The campaign had turned out more volunteers and gotten more donors than in 2008. Sure, the field organization was more entrenched and experienced, but the difference stemmed in large part from better technology. The tech team’s key products — Dashboard, the Call Tool, the Facebook Blaster, the PeopleMatcher, and Narwhal — made it simpler and easier for anyone to engage with the President’s reelection effort.

The Republican Party has no real equivalents to these tools; nor does it have the data necessary to make them useful.

This is a reasonable fixation for the party to have, but the document’s need to define basic tech terms (UI, API) suggests a party that may be even further behind than it realizes. And passages like these don’t help:

To help with our messaging and connecting with non-traditional Republican voters, an allied group could produce videos of minorities, women, and young voters explaining why they are Republicans and post them on the Internet.

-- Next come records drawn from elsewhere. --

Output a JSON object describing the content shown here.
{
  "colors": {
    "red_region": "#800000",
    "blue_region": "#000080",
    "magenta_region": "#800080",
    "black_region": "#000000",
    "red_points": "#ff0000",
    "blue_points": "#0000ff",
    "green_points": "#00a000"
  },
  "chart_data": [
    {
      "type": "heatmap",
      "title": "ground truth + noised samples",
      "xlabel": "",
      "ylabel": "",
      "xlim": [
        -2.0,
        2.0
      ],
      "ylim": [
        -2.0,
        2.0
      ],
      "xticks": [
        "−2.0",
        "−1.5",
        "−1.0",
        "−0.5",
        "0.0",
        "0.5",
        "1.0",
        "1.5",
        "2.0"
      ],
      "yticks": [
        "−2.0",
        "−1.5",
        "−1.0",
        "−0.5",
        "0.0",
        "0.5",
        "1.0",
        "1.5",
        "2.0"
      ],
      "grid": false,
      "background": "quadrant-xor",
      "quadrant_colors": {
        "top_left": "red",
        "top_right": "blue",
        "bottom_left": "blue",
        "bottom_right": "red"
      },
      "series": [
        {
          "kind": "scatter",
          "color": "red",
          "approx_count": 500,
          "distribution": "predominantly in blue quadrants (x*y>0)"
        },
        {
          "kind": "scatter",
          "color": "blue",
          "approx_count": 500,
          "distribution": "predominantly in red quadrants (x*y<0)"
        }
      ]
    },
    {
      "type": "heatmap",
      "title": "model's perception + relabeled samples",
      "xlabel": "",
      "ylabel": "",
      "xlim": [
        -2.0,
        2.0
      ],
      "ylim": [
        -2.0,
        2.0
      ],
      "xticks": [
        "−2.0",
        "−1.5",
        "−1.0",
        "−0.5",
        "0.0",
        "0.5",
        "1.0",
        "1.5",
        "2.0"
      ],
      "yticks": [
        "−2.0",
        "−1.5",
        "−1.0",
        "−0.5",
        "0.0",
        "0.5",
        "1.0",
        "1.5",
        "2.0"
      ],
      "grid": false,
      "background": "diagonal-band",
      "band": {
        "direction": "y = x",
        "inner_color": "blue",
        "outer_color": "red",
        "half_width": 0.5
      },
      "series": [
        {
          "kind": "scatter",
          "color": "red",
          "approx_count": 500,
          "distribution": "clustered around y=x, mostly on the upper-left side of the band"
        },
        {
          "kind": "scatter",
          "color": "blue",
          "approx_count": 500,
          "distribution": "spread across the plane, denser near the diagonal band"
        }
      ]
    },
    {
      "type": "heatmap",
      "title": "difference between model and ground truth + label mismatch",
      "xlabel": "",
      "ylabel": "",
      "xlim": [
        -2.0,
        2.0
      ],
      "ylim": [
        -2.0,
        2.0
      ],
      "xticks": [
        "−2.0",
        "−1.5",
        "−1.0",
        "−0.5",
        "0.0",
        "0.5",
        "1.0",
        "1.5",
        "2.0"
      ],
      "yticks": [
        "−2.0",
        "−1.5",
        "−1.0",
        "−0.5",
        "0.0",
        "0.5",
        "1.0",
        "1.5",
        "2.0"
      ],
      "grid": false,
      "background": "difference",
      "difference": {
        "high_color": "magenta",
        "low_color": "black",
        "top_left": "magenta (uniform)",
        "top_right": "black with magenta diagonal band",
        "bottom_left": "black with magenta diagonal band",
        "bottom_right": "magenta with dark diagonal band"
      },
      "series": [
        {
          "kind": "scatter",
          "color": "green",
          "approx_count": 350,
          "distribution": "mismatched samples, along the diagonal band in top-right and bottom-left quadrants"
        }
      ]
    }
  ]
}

We also need to communicate with young voters where they get their information. We can’t use old communication tools for young voters. Technology is second nature to young voters. Using social media platforms such as Twitter, Facebook, Reddit, and Instagram is important, but we also need to be actively looking for and utilizing the newest and most cutting-edge social media platforms to engage this generation.

67% of American adults are on Facebook today. “The Internet” isn’t about “young voters” anymore, and hasn’t been for half a decade.

In tech terms, this document puts the Republican campaign machine ahead of where it was but well behind of where it needs to be.

In fact, this app-ified, platform-centric party sounds little like the 2012 Obama campaign and a lot like this one, described in Wired. The title: “Obama’s Secret Weapons: Internet, Databases and Psychology.” The publish date: October 2008.